China is determined to transform itself from a "factory of the world" to a "factory of ideas and knowledge," so the protection of intellectual property rights (IPR) has become an imperative, and is getting stronger than ever.
At the latest executive meeting of the State Council, authorities vowed comprehensive measures of IPR protection, which included improving its IPR examination system, advancing law revision and enforcement, and equal treatment of domestic and foreign-invested companies operating in the country.
Increasingly, the IPR protection has been integrated into the country's long-term economic reform, for achieving greater economic success, given the dominant role of creativity and innovation in China's future growth.
China's progress in IPR protection is widely recognized. In the Global Innovation Index published by the World Intellectual Property Organization in 2018, China moved up to the 17th from the 22nd in 2017, making its way into the world's top 20 for the first time.

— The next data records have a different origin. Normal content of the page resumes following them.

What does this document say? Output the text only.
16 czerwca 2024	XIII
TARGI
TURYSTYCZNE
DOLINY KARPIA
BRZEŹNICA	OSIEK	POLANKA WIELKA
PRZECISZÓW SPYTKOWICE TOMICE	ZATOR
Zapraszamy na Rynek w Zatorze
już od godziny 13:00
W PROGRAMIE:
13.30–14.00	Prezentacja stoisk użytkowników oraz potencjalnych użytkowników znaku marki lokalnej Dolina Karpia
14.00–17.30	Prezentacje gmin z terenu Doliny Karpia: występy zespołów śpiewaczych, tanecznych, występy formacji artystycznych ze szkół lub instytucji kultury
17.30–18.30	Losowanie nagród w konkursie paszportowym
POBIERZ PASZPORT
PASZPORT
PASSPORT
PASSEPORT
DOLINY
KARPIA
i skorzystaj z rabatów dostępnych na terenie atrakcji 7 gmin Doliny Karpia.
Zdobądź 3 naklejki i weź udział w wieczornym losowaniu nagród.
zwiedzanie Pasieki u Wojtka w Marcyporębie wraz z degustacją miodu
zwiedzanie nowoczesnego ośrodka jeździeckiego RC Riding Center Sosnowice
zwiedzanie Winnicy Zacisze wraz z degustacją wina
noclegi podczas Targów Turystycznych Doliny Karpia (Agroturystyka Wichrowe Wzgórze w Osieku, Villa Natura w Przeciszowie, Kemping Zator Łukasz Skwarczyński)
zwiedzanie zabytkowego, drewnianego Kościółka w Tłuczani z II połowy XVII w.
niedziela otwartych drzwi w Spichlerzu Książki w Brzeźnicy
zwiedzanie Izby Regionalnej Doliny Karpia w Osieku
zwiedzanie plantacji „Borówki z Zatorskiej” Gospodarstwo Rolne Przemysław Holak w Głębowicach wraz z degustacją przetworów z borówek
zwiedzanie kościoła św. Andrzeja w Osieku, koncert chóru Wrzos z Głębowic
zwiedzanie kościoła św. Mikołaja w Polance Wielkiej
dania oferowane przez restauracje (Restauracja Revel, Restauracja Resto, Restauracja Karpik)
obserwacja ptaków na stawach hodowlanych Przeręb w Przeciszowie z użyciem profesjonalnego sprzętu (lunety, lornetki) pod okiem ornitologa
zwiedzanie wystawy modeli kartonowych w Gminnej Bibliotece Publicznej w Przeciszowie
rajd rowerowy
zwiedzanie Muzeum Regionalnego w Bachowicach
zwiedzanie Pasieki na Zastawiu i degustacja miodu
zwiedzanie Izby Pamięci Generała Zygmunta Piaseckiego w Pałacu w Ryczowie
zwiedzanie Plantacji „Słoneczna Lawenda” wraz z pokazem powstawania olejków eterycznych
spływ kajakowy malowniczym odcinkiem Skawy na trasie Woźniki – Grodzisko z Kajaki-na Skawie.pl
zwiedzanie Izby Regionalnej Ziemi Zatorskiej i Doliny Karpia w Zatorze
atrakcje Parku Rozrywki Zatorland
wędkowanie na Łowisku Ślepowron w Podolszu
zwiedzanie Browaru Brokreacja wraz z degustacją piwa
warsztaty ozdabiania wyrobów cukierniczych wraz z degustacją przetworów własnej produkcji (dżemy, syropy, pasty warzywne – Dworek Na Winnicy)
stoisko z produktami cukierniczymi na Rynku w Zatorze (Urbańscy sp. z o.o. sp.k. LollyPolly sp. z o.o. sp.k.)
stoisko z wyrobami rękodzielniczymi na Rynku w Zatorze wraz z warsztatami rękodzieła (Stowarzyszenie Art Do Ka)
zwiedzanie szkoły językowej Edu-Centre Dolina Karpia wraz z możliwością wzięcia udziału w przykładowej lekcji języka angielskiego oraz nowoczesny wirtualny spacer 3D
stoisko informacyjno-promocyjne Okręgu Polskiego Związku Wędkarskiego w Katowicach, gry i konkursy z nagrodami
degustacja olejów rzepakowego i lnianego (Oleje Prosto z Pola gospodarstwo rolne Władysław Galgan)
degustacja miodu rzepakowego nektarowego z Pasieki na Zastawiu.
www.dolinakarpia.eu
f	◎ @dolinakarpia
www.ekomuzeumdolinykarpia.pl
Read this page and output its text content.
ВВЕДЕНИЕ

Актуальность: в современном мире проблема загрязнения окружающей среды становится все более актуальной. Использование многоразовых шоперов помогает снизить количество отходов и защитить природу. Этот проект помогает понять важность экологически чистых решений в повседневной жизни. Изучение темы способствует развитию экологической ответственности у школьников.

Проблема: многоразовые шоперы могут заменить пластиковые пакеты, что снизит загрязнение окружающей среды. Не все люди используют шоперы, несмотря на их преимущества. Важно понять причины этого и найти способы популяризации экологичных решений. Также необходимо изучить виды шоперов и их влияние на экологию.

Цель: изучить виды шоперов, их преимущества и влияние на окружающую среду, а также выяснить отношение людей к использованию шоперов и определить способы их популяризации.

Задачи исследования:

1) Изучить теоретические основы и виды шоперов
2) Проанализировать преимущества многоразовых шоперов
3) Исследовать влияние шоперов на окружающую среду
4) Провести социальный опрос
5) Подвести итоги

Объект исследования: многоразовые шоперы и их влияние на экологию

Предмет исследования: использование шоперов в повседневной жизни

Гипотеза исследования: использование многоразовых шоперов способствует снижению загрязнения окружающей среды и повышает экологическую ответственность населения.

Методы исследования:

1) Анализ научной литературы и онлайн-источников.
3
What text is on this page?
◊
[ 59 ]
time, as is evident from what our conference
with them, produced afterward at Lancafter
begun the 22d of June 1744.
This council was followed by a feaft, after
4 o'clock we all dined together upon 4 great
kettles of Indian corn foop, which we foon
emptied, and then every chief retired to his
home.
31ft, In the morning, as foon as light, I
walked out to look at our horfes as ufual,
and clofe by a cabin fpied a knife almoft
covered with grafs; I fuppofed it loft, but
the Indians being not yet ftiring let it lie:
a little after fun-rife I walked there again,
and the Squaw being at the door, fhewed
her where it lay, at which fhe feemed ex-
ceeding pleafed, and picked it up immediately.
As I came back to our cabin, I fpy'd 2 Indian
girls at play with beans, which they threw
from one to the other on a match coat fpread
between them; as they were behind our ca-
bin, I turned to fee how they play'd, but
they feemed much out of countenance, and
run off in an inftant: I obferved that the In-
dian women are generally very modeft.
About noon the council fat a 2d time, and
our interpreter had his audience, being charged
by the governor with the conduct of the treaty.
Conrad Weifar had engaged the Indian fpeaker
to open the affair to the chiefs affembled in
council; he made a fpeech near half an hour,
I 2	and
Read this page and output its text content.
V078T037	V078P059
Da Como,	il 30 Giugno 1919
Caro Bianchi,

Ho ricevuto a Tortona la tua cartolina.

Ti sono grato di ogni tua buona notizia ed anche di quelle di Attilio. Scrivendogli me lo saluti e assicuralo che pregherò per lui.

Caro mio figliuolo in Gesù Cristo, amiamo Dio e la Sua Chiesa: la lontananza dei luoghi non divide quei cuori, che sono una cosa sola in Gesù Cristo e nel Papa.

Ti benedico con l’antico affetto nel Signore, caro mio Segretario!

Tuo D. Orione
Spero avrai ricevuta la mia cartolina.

Since 2012, the National Intellectual Property Administration has commissioned a third-party survey every year, inviting the public to rate government performance in IPR protection. Results show the level of public satisfaction has been going up year after year.
In the first half of 2019, China cracked more than 6,000 patent infringement cases and more than 10,000 trademark violation cases. Protection of IPR has been strengthened through special campaigns against IPR violations, capacity building at local law enforcement forces and deeper international cooperation.
Still, IPR protection in the world's largest developing economy is far from perfect. As China is still in the process of rebalancing its economy and pursuing high-level opening up, IPR protection remains a daunting task.
Now, IPR protection in China focuses more on high quality and efficiency. Authorities aim to provide across-the-board protection to all types of market actors, regardless if they are domestic or foreign-funded.
Laws will also be revised to make it more costly for offenders. According to the new Trademark Law, which was revised earlier this year, punitive damage will be assessed up to five times the actual losses of the plaintiffs or profits made by the infringer.
By the end of this year, the time required for reviewing applications of high-value patents will be shortened to within 17.5 months, and the average review period for trademark registration to within five months.
IPR protection is a challenging issue in developing countries, and China is taking forceful measures to ensure a safe and reliable market for everyone involved.